The longer the strike continues the more urgent it is that steps are taken to ensure that basic essential supplies, especially food, water and fuel, are available, at reasonable prices to the masses. Immediate measures have to be taken to ensure supplies are fairly distributed. Action Committees, in co-ordination with other popular bodies, must co-ordinate this. Steps must be taken to prevent profiteering.

Steps must be taken to appeal to the ranks of the police and armed forces to support this struggle, as they are affected by the price rises and their pay should also rise.

Labour’s potential

This strike has once again shown the tremendous power of working people once they decide to act. Labour has the strength to stop Nigeria, and it is time that Labour chases away the looters and thieves, like Yar’Adua, and all the corrupt PDP, ANPP, AC leaders [of pro-capitalist parties], starts to run the country in interests of working people and the poor.

This means replacing this unrepresentative government of looters and thieves by a Provisional Revolutionary Government (PRG), made up of elected representatives of workers, technocrats, and poor peasants and youths to form government at national and state levels. Immediate steps must be taken to establish workers’ and popular control over Nigeria’s resources, to stop looting [of Nigeria’s resources] and to ensure they are used in the masses’ interests.

Such a government could take immediate action against the [rich elite] looters and start to improve the masses’ living standards in both urban and rural areas.

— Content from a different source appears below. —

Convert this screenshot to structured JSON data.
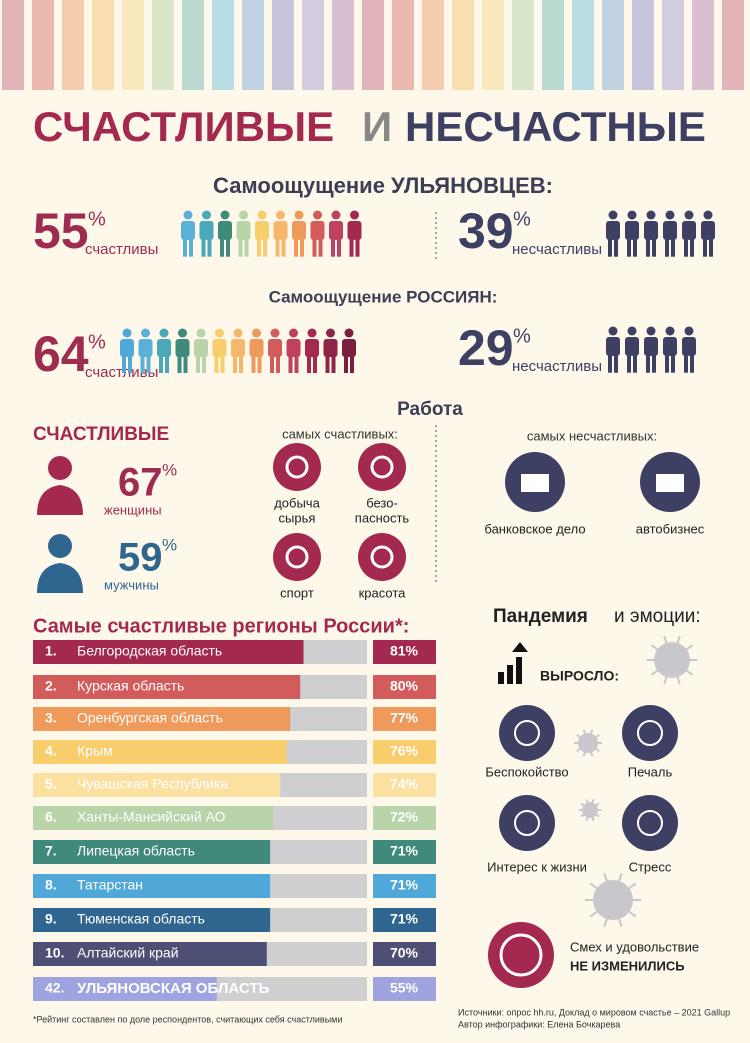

For us in the DSM, this proposal is democratic. The workers, technocrats, poor peasants and youth formations are there already and Action Committees can involve wider numbers of working people. These bodies should elect among themselves those who will provisionally run the affairs of the country. Such bodies should organize truly democratic elections to a national body, i.e. a national meeting of the Action Committees or a Sovereign National Conference, dominated by the ordinary working masses in all fields of life that would confirm the assumption of power by a workers’ and poor peasants’ government.

If this does not happen Nigeria faces a further decline into greater poverty and brutality.

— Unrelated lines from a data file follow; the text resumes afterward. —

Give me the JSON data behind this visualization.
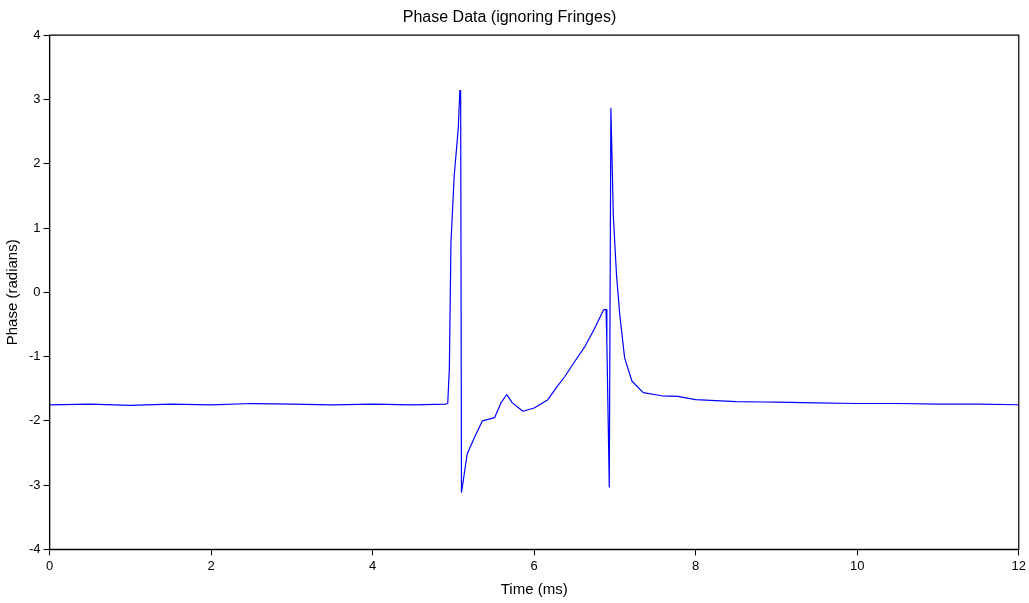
{
  "chart_data": {
    "type": "line",
    "title": "Phase Data (ignoring Fringes)",
    "xlabel": "Time (ms)",
    "ylabel": "Phase (radians)",
    "xlim": [
      0,
      12
    ],
    "xticks": [
      0,
      2,
      4,
      6,
      8,
      10,
      12
    ],
    "ylim": [
      -4,
      4
    ],
    "yticks": [
      -4,
      -3,
      -2,
      -1,
      0,
      1,
      2,
      3,
      4
    ],
    "grid": false,
    "legend": false,
    "marker": "none",
    "line_style": "solid",
    "series": [
      {
        "color": "#0000ff",
        "x": [
          0,
          0.5,
          1,
          1.5,
          2,
          2.5,
          3,
          3.5,
          4,
          4.5,
          4.9,
          4.93,
          4.95,
          4.97,
          5.01,
          5.06,
          5.08,
          5.09,
          5.1,
          5.12,
          5.17,
          5.26,
          5.36,
          5.51,
          5.59,
          5.66,
          5.73,
          5.86,
          6.0,
          6.17,
          6.27,
          6.38,
          6.5,
          6.63,
          6.75,
          6.83,
          6.86,
          6.89,
          6.9,
          6.93,
          6.95,
          6.98,
          7.02,
          7.06,
          7.12,
          7.21,
          7.35,
          7.58,
          7.78,
          8,
          8.5,
          9,
          9.5,
          10,
          10.5,
          11,
          11.5,
          12
        ],
        "values": [
          -1.75,
          -1.74,
          -1.76,
          -1.74,
          -1.75,
          -1.73,
          -1.74,
          -1.75,
          -1.74,
          -1.75,
          -1.74,
          -1.73,
          -1.18,
          0.78,
          1.81,
          2.55,
          3.14,
          3.14,
          -3.11,
          -2.95,
          -2.52,
          -2.26,
          -2.0,
          -1.95,
          -1.72,
          -1.59,
          -1.72,
          -1.85,
          -1.8,
          -1.67,
          -1.49,
          -1.31,
          -1.08,
          -0.84,
          -0.56,
          -0.35,
          -0.27,
          -0.27,
          -0.77,
          -3.03,
          2.86,
          1.19,
          0.26,
          -0.35,
          -1.02,
          -1.38,
          -1.56,
          -1.61,
          -1.62,
          -1.67,
          -1.7,
          -1.71,
          -1.72,
          -1.73,
          -1.73,
          -1.74,
          -1.74,
          -1.75
        ]
      }
    ]
  }
}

Imperative of social transformation

As always, the DSM (Democratic Socialist Movement) is fully committed to the total realisation of all the goals of the current struggle. Our members have been involved in the preparation and organisation of the current struggle, up till this moment. However, we will continue to drive home the point that unless the current self-serving, unjust capitalist system is replaced with a workers and poor peasants’ government, where the commanding heights of the economy, including banks and financial institutions, are commonly owned and democratically run by the working people themselves, primarily for the purpose of meeting the economic and political needs of the working masses and the poor, in general, any gain(s) made from the current struggle will, sooner than later, be claimed back by the greedy capitalist ruling elite, ten fold.